Friday, November 19, 2010

Tax: it separates us from tortoises, cauliflowers and monkeys

The BBC programme Desert Island Disks has an episode looking at the Ian McMillan, the poet-in-residence for the English National Opera (and for UK Trade & Investment.) McMillan was born in the middle English former coal mining town of Barnsley, whose last mine closed down in 1994. It is a lovely interview, most pleasant to listen to if you have plenty of time on your hands. About 29 minutes into the programme, shortly after a brief interlude listening to the music of Captain Beefheart, McMillan mentions the fact that one of his children now works in a call centre. Things are changing, he notes.
"We are trying to reinvent ourselves in Barnsley. Because the reason [the mining industry] that we were there, that the population is there has been taken away. And you have to re-invent yourself.

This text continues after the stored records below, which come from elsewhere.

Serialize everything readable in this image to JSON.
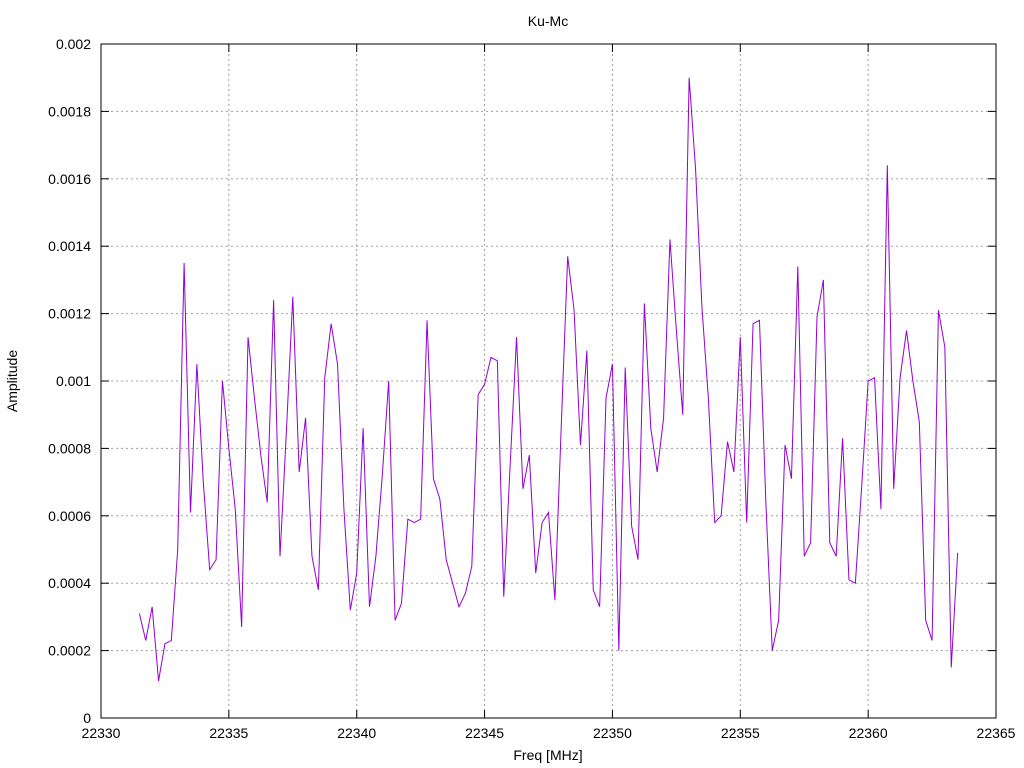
{
  "chart_data": {
    "type": "line",
    "title": "Ku-Mc",
    "xlabel": "Freq [MHz]",
    "ylabel": "Amplitude",
    "xlim": [
      22330,
      22365
    ],
    "ylim": [
      0,
      0.002
    ],
    "x_ticks": [
      {
        "value": 22330,
        "label": "22330"
      },
      {
        "value": 22335,
        "label": "22335"
      },
      {
        "value": 22340,
        "label": "22340"
      },
      {
        "value": 22345,
        "label": "22345"
      },
      {
        "value": 22350,
        "label": "22350"
      },
      {
        "value": 22355,
        "label": "22355"
      },
      {
        "value": 22360,
        "label": "22360"
      },
      {
        "value": 22365,
        "label": "22365"
      }
    ],
    "y_ticks": [
      {
        "value": 0,
        "label": "0"
      },
      {
        "value": 0.0002,
        "label": "0.0002"
      },
      {
        "value": 0.0004,
        "label": "0.0004"
      },
      {
        "value": 0.0006,
        "label": "0.0006"
      },
      {
        "value": 0.0008,
        "label": "0.0008"
      },
      {
        "value": 0.001,
        "label": "0.001"
      },
      {
        "value": 0.0012,
        "label": "0.0012"
      },
      {
        "value": 0.0014,
        "label": "0.0014"
      },
      {
        "value": 0.0016,
        "label": "0.0016"
      },
      {
        "value": 0.0018,
        "label": "0.0018"
      },
      {
        "value": 0.002,
        "label": "0.002"
      }
    ],
    "grid": true,
    "line_color": "#9400d3",
    "series": [
      {
        "x": [
          22331.5,
          22331.75,
          22332,
          22332.25,
          22332.5,
          22332.75,
          22333,
          22333.25,
          22333.5,
          22333.75,
          22334,
          22334.25,
          22334.5,
          22334.75,
          22335,
          22335.25,
          22335.5,
          22335.75,
          22336,
          22336.25,
          22336.5,
          22336.75,
          22337,
          22337.25,
          22337.5,
          22337.75,
          22338,
          22338.25,
          22338.5,
          22338.75,
          22339,
          22339.25,
          22339.5,
          22339.75,
          22340,
          22340.25,
          22340.5,
          22340.75,
          22341,
          22341.25,
          22341.5,
          22341.75,
          22342,
          22342.25,
          22342.5,
          22342.75,
          22343,
          22343.25,
          22343.5,
          22343.75,
          22344,
          22344.25,
          22344.5,
          22344.75,
          22345,
          22345.25,
          22345.5,
          22345.75,
          22346,
          22346.25,
          22346.5,
          22346.75,
          22347,
          22347.25,
          22347.5,
          22347.75,
          22348,
          22348.25,
          22348.5,
          22348.75,
          22349,
          22349.25,
          22349.5,
          22349.75,
          22350,
          22350.25,
          22350.5,
          22350.75,
          22351,
          22351.25,
          22351.5,
          22351.75,
          22352,
          22352.25,
          22352.5,
          22352.75,
          22353,
          22353.25,
          22353.5,
          22353.75,
          22354,
          22354.25,
          22354.5,
          22354.75,
          22355,
          22355.25,
          22355.5,
          22355.75,
          22356,
          22356.25,
          22356.5,
          22356.75,
          22357,
          22357.25,
          22357.5,
          22357.75,
          22358,
          22358.25,
          22358.5,
          22358.75,
          22359,
          22359.25,
          22359.5,
          22359.75,
          22360,
          22360.25,
          22360.5,
          22360.75,
          22361,
          22361.25,
          22361.5,
          22361.75,
          22362,
          22362.25,
          22362.5,
          22362.75,
          22363,
          22363.25,
          22363.5
        ],
        "values": [
          0.00031,
          0.00023,
          0.00033,
          0.00011,
          0.00022,
          0.00023,
          0.0005,
          0.00135,
          0.00061,
          0.00105,
          0.0007,
          0.00044,
          0.00047,
          0.001,
          0.0008,
          0.00062,
          0.00027,
          0.00113,
          0.00095,
          0.00078,
          0.00064,
          0.00124,
          0.00048,
          0.00085,
          0.00125,
          0.00073,
          0.00089,
          0.00048,
          0.00038,
          0.00101,
          0.00117,
          0.00105,
          0.00062,
          0.00032,
          0.00043,
          0.00086,
          0.00033,
          0.00048,
          0.00072,
          0.001,
          0.00029,
          0.00034,
          0.00059,
          0.00058,
          0.00059,
          0.00118,
          0.00071,
          0.00065,
          0.00047,
          0.0004,
          0.00033,
          0.00037,
          0.00045,
          0.00096,
          0.00099,
          0.00107,
          0.00106,
          0.00036,
          0.00075,
          0.00113,
          0.00068,
          0.00078,
          0.00043,
          0.00058,
          0.00061,
          0.00035,
          0.00087,
          0.00137,
          0.00121,
          0.00081,
          0.00109,
          0.00038,
          0.00033,
          0.00095,
          0.00105,
          0.0002,
          0.00104,
          0.00057,
          0.00047,
          0.00123,
          0.00086,
          0.00073,
          0.00089,
          0.00142,
          0.00115,
          0.0009,
          0.0019,
          0.00163,
          0.00122,
          0.00095,
          0.00058,
          0.0006,
          0.00082,
          0.00073,
          0.00113,
          0.00058,
          0.00117,
          0.00118,
          0.00064,
          0.0002,
          0.00029,
          0.00081,
          0.00071,
          0.00134,
          0.00048,
          0.00052,
          0.00119,
          0.0013,
          0.00052,
          0.00048,
          0.00083,
          0.00041,
          0.0004,
          0.00069,
          0.001,
          0.00101,
          0.00062,
          0.00164,
          0.00068,
          0.00101,
          0.00115,
          0.001,
          0.00088,
          0.00029,
          0.00023,
          0.00121,
          0.0011,
          0.00015,
          0.00049
        ]
      }
    ]
  }
}
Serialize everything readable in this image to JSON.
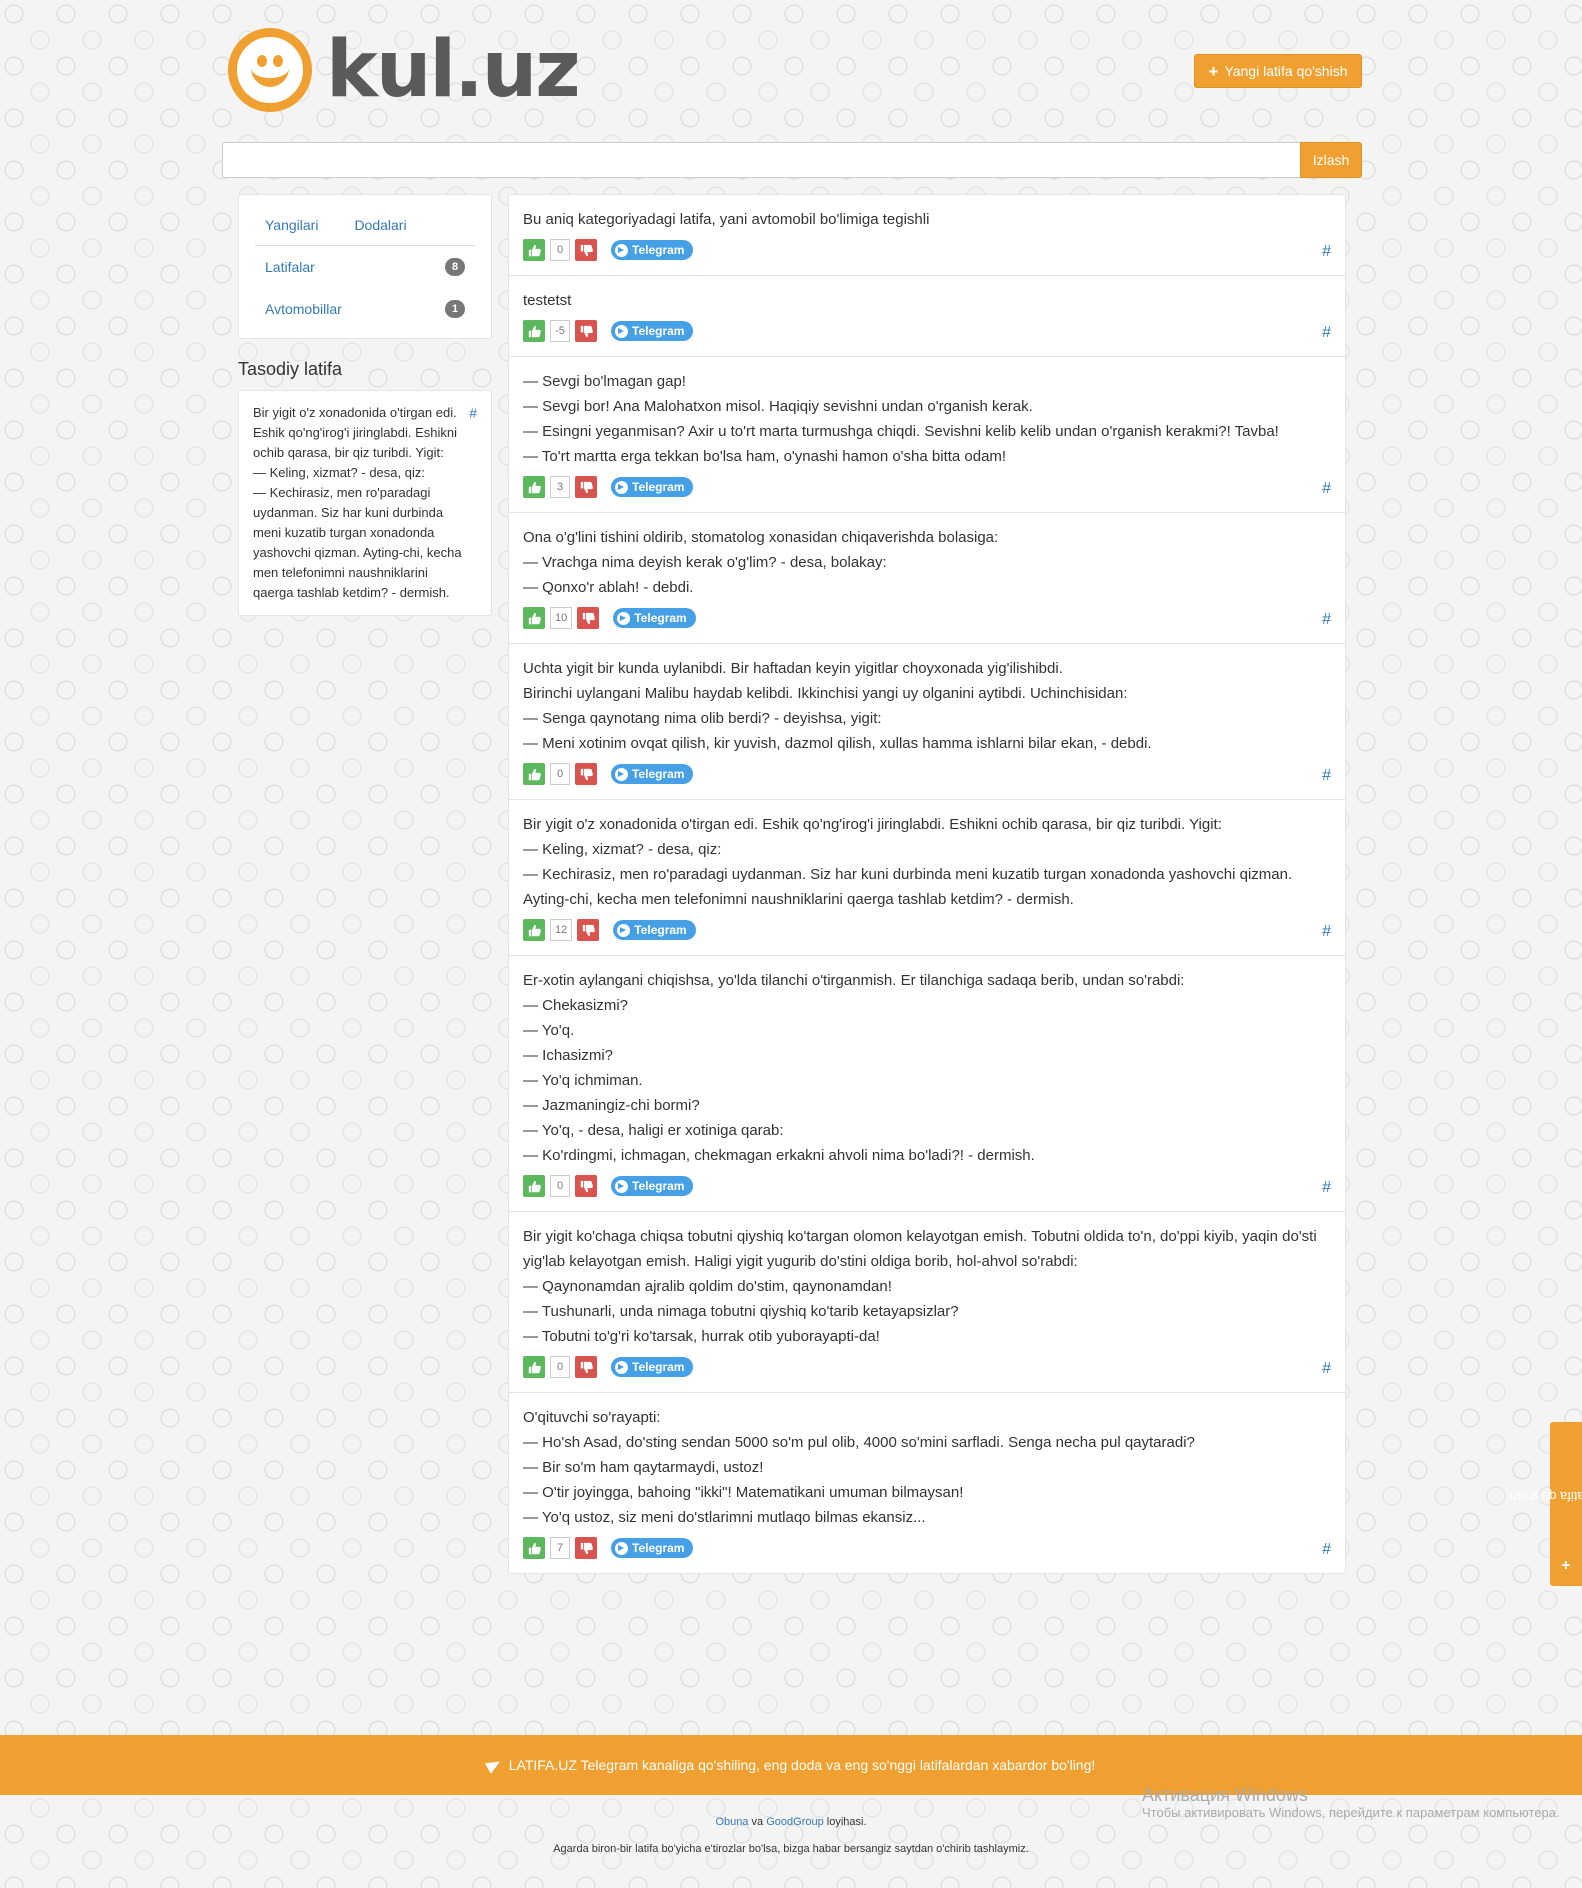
{
  "header": {
    "logo_text": "kul.uz",
    "add_button_label": "Yangi latifa qo'shish"
  },
  "search": {
    "placeholder": "",
    "button_label": "Izlash"
  },
  "sidebar": {
    "tabs": [
      "Yangilari",
      "Dodalari"
    ],
    "categories": [
      {
        "label": "Latifalar",
        "count": "8"
      },
      {
        "label": "Avtomobillar",
        "count": "1"
      }
    ],
    "random_title": "Tasodiy latifa",
    "random_hash": "#",
    "random_text": "Bir yigit o'z xonadonida o'tirgan edi. Eshik qo'ng'irog'i jiringlabdi. Eshikni ochib qarasa, bir qiz turibdi. Yigit:\n— Keling, xizmat? - desa, qiz:\n— Kechirasiz, men ro'paradagi uydanman. Siz har kuni durbinda meni kuzatib turgan xonadonda yashovchi qizman. Ayting-chi, kecha men telefonimni naushniklarini qaerga tashlab ketdim? - dermish."
  },
  "posts": [
    {
      "text": "Bu aniq kategoriyadagi latifa, yani avtomobil bo'limiga tegishli",
      "votes": "0",
      "telegram": "Telegram",
      "hash": "#"
    },
    {
      "text": "testetst",
      "votes": "-5",
      "telegram": "Telegram",
      "hash": "#"
    },
    {
      "text": "— Sevgi bo'lmagan gap!\n— Sevgi bor! Ana Malohatxon misol. Haqiqiy sevishni undan o'rganish kerak.\n— Esingni yeganmisan? Axir u to'rt marta turmushga chiqdi. Sevishni kelib kelib undan o'rganish kerakmi?! Tavba!\n— To'rt martta erga tekkan bo'lsa ham, o'ynashi hamon o'sha bitta odam!",
      "votes": "3",
      "telegram": "Telegram",
      "hash": "#"
    },
    {
      "text": "Ona o'g'lini tishini oldirib, stomatolog xonasidan chiqaverishda bolasiga:\n— Vrachga nima deyish kerak o'g'lim? - desa, bolakay:\n— Qonxo'r ablah! - debdi.",
      "votes": "10",
      "telegram": "Telegram",
      "hash": "#"
    },
    {
      "text": "Uchta yigit bir kunda uylanibdi. Bir haftadan keyin yigitlar choyxonada yig'ilishibdi.\nBirinchi uylangani Malibu haydab kelibdi. Ikkinchisi yangi uy olganini aytibdi. Uchinchisidan:\n— Senga qaynotang nima olib berdi? - deyishsa, yigit:\n— Meni xotinim ovqat qilish, kir yuvish, dazmol qilish, xullas hamma ishlarni bilar ekan, - debdi.",
      "votes": "0",
      "telegram": "Telegram",
      "hash": "#"
    },
    {
      "text": "Bir yigit o'z xonadonida o'tirgan edi. Eshik qo'ng'irog'i jiringlabdi. Eshikni ochib qarasa, bir qiz turibdi. Yigit:\n— Keling, xizmat? - desa, qiz:\n— Kechirasiz, men ro'paradagi uydanman. Siz har kuni durbinda meni kuzatib turgan xonadonda yashovchi qizman. Ayting-chi, kecha men telefonimni naushniklarini qaerga tashlab ketdim? - dermish.",
      "votes": "12",
      "telegram": "Telegram",
      "hash": "#"
    },
    {
      "text": "Er-xotin aylangani chiqishsa, yo'lda tilanchi o'tirganmish. Er tilanchiga sadaqa berib, undan so'rabdi:\n— Chekasizmi?\n— Yo'q.\n— Ichasizmi?\n— Yo'q ichmiman.\n— Jazmaningiz-chi bormi?\n— Yo'q, - desa, haligi er xotiniga qarab:\n— Ko'rdingmi, ichmagan, chekmagan erkakni ahvoli nima bo'ladi?! - dermish.",
      "votes": "0",
      "telegram": "Telegram",
      "hash": "#"
    },
    {
      "text": "Bir yigit ko'chaga chiqsa tobutni qiyshiq ko'targan olomon kelayotgan emish. Tobutni oldida to'n, do'ppi kiyib, yaqin do'sti yig'lab kelayotgan emish. Haligi yigit yugurib do'stini oldiga borib, hol-ahvol so'rabdi:\n— Qaynonamdan ajralib qoldim do'stim, qaynonamdan!\n— Tushunarli, unda nimaga tobutni qiyshiq ko'tarib ketayapsizlar?\n— Tobutni to'g'ri ko'tarsak, hurrak otib yuborayapti-da!",
      "votes": "0",
      "telegram": "Telegram",
      "hash": "#"
    },
    {
      "text": "O'qituvchi so'rayapti:\n— Ho'sh Asad, do'sting sendan 5000 so'm pul olib, 4000 so'mini sarfladi. Senga necha pul qaytaradi?\n— Bir so'm ham qaytarmaydi, ustoz!\n— O'tir joyingga, bahoing \"ikki\"! Matematikani umuman bilmaysan!\n— Yo'q ustoz, siz meni do'stlarimni mutlaqo bilmas ekansiz...",
      "votes": "7",
      "telegram": "Telegram",
      "hash": "#"
    }
  ],
  "side_tab_label": "Yangi latifa qo'shish",
  "footer": {
    "banner_text": "LATIFA.UZ Telegram kanaliga qo'shiling, eng doda va eng so'nggi latifalardan xabardor bo'ling!",
    "credit_link1": "Obuna",
    "credit_mid": " va ",
    "credit_link2": "GoodGroup",
    "credit_end": " loyihasi.",
    "disclaimer": "Agarda biron-bir latifa bo'yicha e'tirozlar bo'lsa, bizga habar bersangiz saytdan o'chirib tashlaymiz."
  },
  "windows_notice": {
    "title": "Активация Windows",
    "text": "Чтобы активировать Windows, перейдите к параметрам компьютера."
  },
  "colors": {
    "accent": "#f0a030",
    "link": "#337ab7",
    "upvote": "#5cb85c",
    "downvote": "#d9534f",
    "telegram": "#45a0e6"
  }
}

Looking back, he said, there was good and bad.
"You don't want to remember the terrible conditions, the wages, and being forced to work down there . . . but what is good is that sense of community.
And on the subject of community:
The trouble is that they have convinced us all that we don't want to pay tax. That interests me. I love paying tax. I think that paying tax is what separates us from tortoises and grapefruit. Tax does separate us from monkeys. Because we pay tax to help the ones who aren't as fortunate as us. I am sounding like an old ranting fool.
One for our quotations page. It is a measure of how far we have fallen that he feels the need to say that last sentence. The time has come to reclaim our culture, our way of thinking about ourselves and our fellow citizens. Hat tip: Tax Research.